Thursday, May 30, 2013

Whole Foods policies

And from this article:

"But something sinister lurks beneath the surface of Whole Foods' progressive image. Somehow, Mackey has managed to achieve multimillionaire status while his employees' hourly wages have remained in the $8 to $13 range for two decades. With an annual turnover rate of 25 percent, the vast majority of workers last no more than four years and thus rarely manage to achieve anything approaching seniority and the higher wages that would accompany it. If Whole Foods' workers are younger than the competitions, that is the intention."

"Indeed, Mackey is no progressive, but rather a self-described libertarian in the tradition of the Cato Institute. He combines this with a strong dose of paternalism toward the company's employees."


"Using a carrot and very large stick, Mackey managed to 'convince' Whole Foods workers across the country to vote in 2004 to dramatically downgrade their own health care benefits by switching to a so-called consumer-driven health plan – corporate double-speak for the high-deductible/low-coverage savings account plans preferred by profit-driven enterprises."
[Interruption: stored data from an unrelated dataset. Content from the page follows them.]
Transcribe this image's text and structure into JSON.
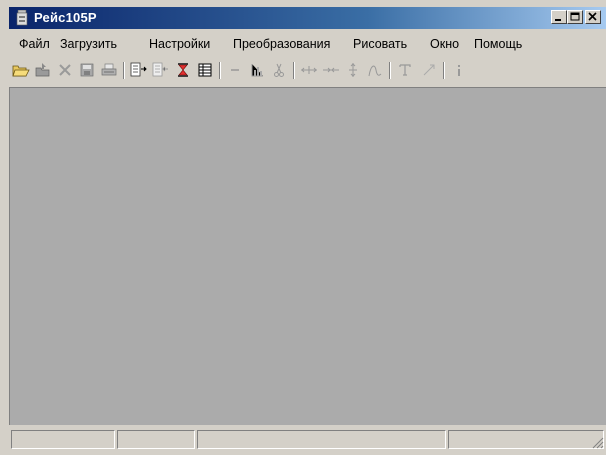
{
  "window": {
    "title": "Рейс105Р",
    "controls": {
      "minimize_icon": "minimize-icon",
      "maximize_icon": "maximize-icon",
      "close_icon": "close-icon"
    }
  },
  "menu": {
    "items": [
      "Файл",
      "Загрузить",
      "Настройки",
      "Преобразования",
      "Рисовать",
      "Окно",
      "Помощь"
    ]
  },
  "toolbar": {
    "buttons": [
      "open-folder-icon",
      "load-icon",
      "delete-icon",
      "save-icon",
      "print-icon",
      "export-icon",
      "import-icon",
      "hourglass-icon",
      "table-icon",
      "line-icon",
      "chart-icon",
      "cut-icon",
      "split-h-icon",
      "merge-h-icon",
      "split-v-icon",
      "curve-icon",
      "text-icon",
      "arrow-icon",
      "info-icon"
    ]
  },
  "colors": {
    "title_start": "#0a246a",
    "title_end": "#a6caf0",
    "client_bg": "#ababab",
    "face": "#d4d0c8"
  },
  "statusbar": {
    "panels": [
      "",
      "",
      "",
      ""
    ]
  }
}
"Preventing Whole Foods workers from unionizing has always been at the top of Mackey's agenda, and the company has been successful thus far at crushing every attempt. Perhaps the company's most notorious attack on workers' right to unionize occurred in Madison, Wis., in 2002. Even after a majority of workers voted for the union, Whole Foods spent the next year canceling and stalling negotiation sessions -- knowing that after a year, they could legally engineer a vote to decertify the union. Mission accomplished."

"At the mere mention of the word "union," Whole Foods turns ferocious. Even when United Farm Workers activists turned up outside a Whole Foods store in Austin, Texas, where Mackey is based, the company called the police and had them arrested for the 'crime' of passing out informational literature on their current grape boycott."

"Whole Foods' nationwide campaign required workers to attend 'union awareness training' complete with Power Point presentations. At the meetings, store leaders asserted, "Unions are deceptive, money-hungry organizations who will say and do almost anything to 'infiltrate' and coerce employees into joining their ranks," according to Whole Foods workers who attended one such meeting."

"When rumors recently began circulating that a union drive might be brewing in San Francisco, the response from the company was immediate -- including mandatory "morale meetings" to dissuade employees."